Eines der größten Lungenkrebszentren Deutschlands entsteht

Hamm/Hemer. Die Lungenklinik Hemer und das Ev. Krankenhaus Hamm (EVK) haben sich am 1. März zum Lungenzentrum Hemer-Hamm verbunden.

Quelle: www.valeo-kliniken.de


„Durch das Lungenzentrum gewinnen wir medizinisches Know-how für beide Kliniken hinzu und legen
die Basis für eine weitreichende strukturelle Zusammenarbeit beider Kliniken in der Lungenmedizin“,
so Michael Wermker, Vorstand und Geschäftsführer des EVK Hamm. Die Vorteile, die sich daraus für
die Patienten ergeben, erläutert Dr. Hans-Peter Kemmer, Ärztlicher Direktor der Lungenklinik Hemer:
„Künftig wird es möglich sein, durch einheitliche Qualitätsstandards und Methoden für die Patienten
beider Häuser die bestmögliche Versorgung sicherzustellen, die man auf diesem medizinischen Fachgebiet
bekommen kann.“

Das Lungenzentrum Hemer-Hamm behandelt sämtliche Erkrankungen der Lunge, der Atemwege und
des Brustkorbs. Modernste Techniken und Ausstattungen für eine optimale Patientenversorgung stehen
zur Verfügung. Das Spezialwissen der Ärzte und des Pflegepersonals gewährleistet eine bestmögliche
Behandlung nach einem fachübergreifenden, integrierten und ganzheitlich orientierten Konzept
und begründet die überregionale Bedeutung des Lungenzentrums. Ein Schwerpunkt innerhalb des Lungenzentrums ist die Krebsmedizin.

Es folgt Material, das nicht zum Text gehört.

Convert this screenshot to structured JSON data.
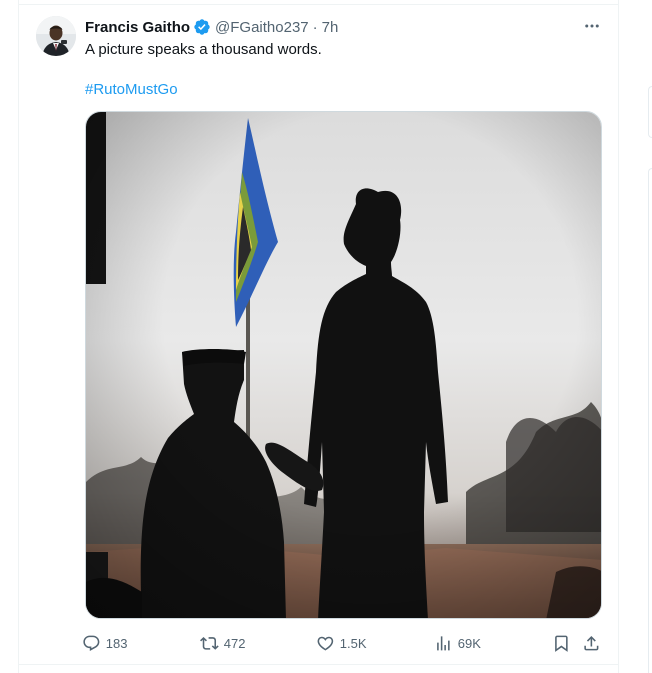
{
  "tweet": {
    "author_name": "Francis Gaitho",
    "author_handle": "@FGaitho237",
    "separator": "·",
    "time": "7h",
    "text": "A picture speaks a thousand words.",
    "hashtag": "#RutoMustGo",
    "verified": true
  },
  "actions": {
    "replies": "183",
    "retweets": "472",
    "likes": "1.5K",
    "views": "69K"
  },
  "colors": {
    "accent": "#1d9bf0",
    "text": "#0f1419",
    "muted": "#536471",
    "border": "#eff3f4"
  },
  "icons": [
    "verified-badge-icon",
    "more-icon",
    "reply-icon",
    "retweet-icon",
    "like-icon",
    "views-icon",
    "bookmark-icon",
    "share-icon"
  ]
}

Durch die künftige Kooperation der onkologisch-thoraxchirurgisch-strahlentherapeutisch ausgerichteten Abteilungen entsteht gleichzeitig eines der größten Lungenkrebszentren Deutschlands. „Wir sind sehr glücklich, dass wir mit Herrn Professor Wehler eine herausragende Persönlichkeit der modernen Krebsmedizin gewinnen konnten“, so Wermker. Professor Wehler ist international bekannt als renommierter Leiter klinischer Studien zu Krebserkrankungen. Durch ihn erhalten die Kooperationspartner in Hamm und Hemer enge Anbindung an aktuellste Therapien. Die Vielzahl der Studien garantiert den Patienten die Chance auf die neuesten Behandlungsmethoden.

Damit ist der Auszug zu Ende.